Most PC power supplies require loading on
only one voltage rail … usually the +5V, once this rail is stabilized all
others fall into line.
Jeff Whaley
From: Rotary motors in aircraft
[mailto:flyrotary@lancaironline.net] On
Behalf Of Dale Rogers
Sent: Thursday, June 28, 2007
11:27 AM
To: Rotary
motors in aircraft
Subject: [FlyRotary] Re: BAttery
Charger was: [FlyRotary] Amazing transformation
Some of the
products I used to service a lot utilized the DEC "Q-bus".

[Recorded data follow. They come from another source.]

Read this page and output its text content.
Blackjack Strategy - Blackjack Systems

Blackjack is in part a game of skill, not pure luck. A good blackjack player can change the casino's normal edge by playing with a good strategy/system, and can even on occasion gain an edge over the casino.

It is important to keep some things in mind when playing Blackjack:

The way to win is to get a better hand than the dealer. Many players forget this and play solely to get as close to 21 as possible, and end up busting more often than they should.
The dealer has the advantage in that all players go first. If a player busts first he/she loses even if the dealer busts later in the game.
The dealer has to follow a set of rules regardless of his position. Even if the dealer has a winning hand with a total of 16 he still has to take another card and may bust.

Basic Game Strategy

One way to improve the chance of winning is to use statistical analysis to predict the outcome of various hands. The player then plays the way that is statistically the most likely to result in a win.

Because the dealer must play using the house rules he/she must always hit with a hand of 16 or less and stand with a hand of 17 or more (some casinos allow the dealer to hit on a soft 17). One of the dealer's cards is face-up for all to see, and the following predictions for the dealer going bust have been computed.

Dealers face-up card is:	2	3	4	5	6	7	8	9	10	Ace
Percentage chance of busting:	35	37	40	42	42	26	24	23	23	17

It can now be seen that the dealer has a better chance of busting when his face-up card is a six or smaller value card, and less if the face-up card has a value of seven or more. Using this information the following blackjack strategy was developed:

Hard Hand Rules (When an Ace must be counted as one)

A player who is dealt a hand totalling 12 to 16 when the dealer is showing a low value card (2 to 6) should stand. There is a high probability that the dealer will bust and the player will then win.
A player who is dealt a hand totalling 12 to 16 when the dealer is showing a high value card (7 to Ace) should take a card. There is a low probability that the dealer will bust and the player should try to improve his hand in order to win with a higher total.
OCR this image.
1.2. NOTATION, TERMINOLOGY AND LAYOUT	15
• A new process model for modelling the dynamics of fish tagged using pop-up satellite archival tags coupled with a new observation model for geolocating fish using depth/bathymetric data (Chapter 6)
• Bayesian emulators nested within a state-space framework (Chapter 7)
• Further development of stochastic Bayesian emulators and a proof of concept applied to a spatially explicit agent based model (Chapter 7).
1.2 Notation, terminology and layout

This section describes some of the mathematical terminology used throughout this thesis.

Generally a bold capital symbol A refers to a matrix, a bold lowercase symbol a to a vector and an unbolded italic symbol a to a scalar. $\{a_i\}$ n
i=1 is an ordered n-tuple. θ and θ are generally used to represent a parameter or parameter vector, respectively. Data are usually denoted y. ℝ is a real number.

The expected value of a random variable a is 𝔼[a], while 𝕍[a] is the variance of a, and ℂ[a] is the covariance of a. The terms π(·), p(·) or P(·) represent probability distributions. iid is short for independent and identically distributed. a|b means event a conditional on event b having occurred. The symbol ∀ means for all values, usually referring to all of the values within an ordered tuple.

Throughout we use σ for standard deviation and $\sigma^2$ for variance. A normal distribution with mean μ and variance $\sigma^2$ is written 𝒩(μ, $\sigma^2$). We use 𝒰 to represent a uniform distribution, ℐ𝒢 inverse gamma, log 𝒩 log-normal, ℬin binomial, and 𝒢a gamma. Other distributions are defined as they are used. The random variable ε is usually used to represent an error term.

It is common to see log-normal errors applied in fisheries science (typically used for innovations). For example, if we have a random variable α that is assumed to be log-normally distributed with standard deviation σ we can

It's a 12-slot backplane (IIRC) with two power supplies - "left" and
"right". Since at least the first two slots are always
occupied, the right
p/s always has enough load to function. However, since the backplane
had to be populated from right to left (no gaps), the left p/s often had
no load (to speak of - just backplane signals). Sooooooo, the last
slot in the backplane had a "load" pcb inserted - populated with an
array of ceramic resistors - to insure that the p/s would function
correctly.
I would think that a few resistors on a breadboard with
appropriate
sockets for the unused connectors of a PC p/s would insure stable
operation. I have a few left-over power supplies from cases that I can
no longer get motherboards for (e.g. baby AT). I'll experiment a bit
and report back.
Dale R.
COZY MkIV #1254
http://members.cox.net/rogersda/Products.html
Ernest Christley wrote:
I believe this has to do with them being switching
mode power-supplies. The way I understand it, the supply has a resonant
circuit (something like 10kHz). That is passed through a transformer that
is tapped in several places to give the various voltages. Without some
load, the resonant circuit won't ring, and you get no power. To much draw
and you kill the resonance again. I was using one to do anodizing on
aluminum. There was a definite sweet spot that the supply liked to be
in. Try to exceed two amps and the output would just drop off instead of
increasing.
Monty, any idea how much current the derusting draws. I used one of the
$3 Harbor Freight multi-meters in series with my anodizing supply. It'll
handle 10Amps. If the current draw is low enough (which I suspect it
would be if the process takes 24hours), you could use a wall-wart as a supply.